DiarizationLM: Speaker Diarization Post-Processing with Large Language Models

Published 7 Jan 2024 in eess.AS, cs.LG, and cs.SD | (2401.03506v11)

Abstract: In this paper, we introduce DiarizationLM, a framework to leverage LLMs (LLM) to post-process the outputs from a speaker diarization system. Various goals can be achieved with the proposed framework, such as improving the readability of the diarized transcript, or reducing the word diarization error rate (WDER). In this framework, the outputs of the automatic speech recognition (ASR) and speaker diarization systems are represented as a compact textual format, which is included in the prompt to an optionally finetuned LLM. The outputs of the LLM can be used as the refined diarization results with the desired enhancement. As a post-processing step, this framework can be easily applied to any off-the-shelf ASR and speaker diarization systems without retraining existing components. Our experiments show that a finetuned PaLM 2-S model can reduce the WDER by rel. 55.5% on the Fisher telephone conversation dataset, and rel. 44.9% on the Callhome English dataset.

Abstract PDF HTML Upgrade to Chat

References (60)

Citations (7)

View on Semantic Scholar

Summary

The paper introduces DiarizationLM, which leverages finetuned LLMs to post-process ASR outputs and significantly reduce speaker diarization errors.
It employs a modular framework with a Transcript-Preserving Speaker Transfer algorithm to ensure accurate speaker label transfer without retraining existing models.
Experiments demonstrate up to a 55.5% reduction in Word Diarization Error Rate on benchmark datasets like Fisher and Callhome.

DiarizationLM: Speaker Diarization Post-Processing with LLMs

The paper "DiarizationLM: Speaker Diarization Post-Processing with LLMs" introduces DiarizationLM, a framework designed to leverage LLMs for enhancing the outputs of speaker diarization systems. This framework aims at improving the readability of diarized transcripts and reducing Word Diarization Error Rate (WDER) by integrating LLMs as a post-processing step. DiarizationLM can be seamlessly applied to existing automatic speech recognition (ASR) and speaker diarization systems without the need for retraining.

Framework Overview

The proposed DiarizationLM framework incorporates several modules to process the outputs from ASR and speaker diarization systems. These outputs are transformed into a compact textual format, embedded in a prompt, and then processed by a finetuned LLM. This approach permits the refinement of diarization results with desired enhancements. The process is modular, enabling flexibility by accommodating various ASR and speaker diarization models.

Figure 1: Diagram of the proposed DiarizationLM framework.

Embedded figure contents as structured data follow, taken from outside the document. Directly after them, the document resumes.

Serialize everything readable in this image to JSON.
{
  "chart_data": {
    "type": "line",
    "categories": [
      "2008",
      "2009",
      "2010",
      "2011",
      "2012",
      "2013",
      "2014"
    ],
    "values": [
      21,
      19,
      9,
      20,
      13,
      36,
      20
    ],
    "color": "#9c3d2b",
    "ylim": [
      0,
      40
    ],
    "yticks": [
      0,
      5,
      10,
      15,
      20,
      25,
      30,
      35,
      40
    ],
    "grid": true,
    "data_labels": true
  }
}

Transcript-Preserving Speaker Transfer

A crucial component of DiarizationLM is the Transcript-Preserving Speaker Transfer (TPST) algorithm, which ensures that speaker labels are accurately transferred from source sequences (model outputs) to target sequences (ground truth). This maintains the integrity of ASR transcripts while ensuring consistency in speaker allocation, even amidst discrepancies in word sequences from both systems.

Prompt Construction and LLM Integration

The framework's prompt builder constructs compact textual representations of diarization results, while the completion parser integrates these with LLMs to generate refined outputs. These are structured to preserve ASR-transcribed words, mitigating potential errors in word transfer. Furthermore, by leveraging TPST, the framework assigns speaker labels more consistently.

Implementation and Results

The experiments utilize a finetuned PaLM 2-S model, yielding significant reductions in WDER — a relative improvement of approximately 55.5% on the Fisher corpus and 44.9% on Callhome dataset. These results underscore the efficacy of DiarizationLM in mitigating diarization errors using LLM finetuning. The implementation requires computing significant resources for LLM fine-tuning and tailored TPST algorithm execution.

Figure 2: A comparison of the learning behavior of GEPA against MIPROv2 and GRPO, showcasing superior final scores and efficient learning via rollouts.

Discussion and Future Work

DiarizationLM demonstrates LLMs' potential in enhancing diarization through semantic correction, achieving notable error reductions without retraining underlying ASR or speaker diarization models. Future work may explore multilingual adaptations, broader domain evaluations, and integration with alternative diarization approaches (e.g., end-to-end systems or unsupervised clustering).

Conclusion

The DiarizationLM framework innovatively applies LLMs to optimize speaker diarization processes, achieving substantial improvements in error rates without altering foundational ASR or diarization models. This methodological advancement offers promising directions for refining diarization with advanced natural language processing tools, particularly in complex audio transcription tasks.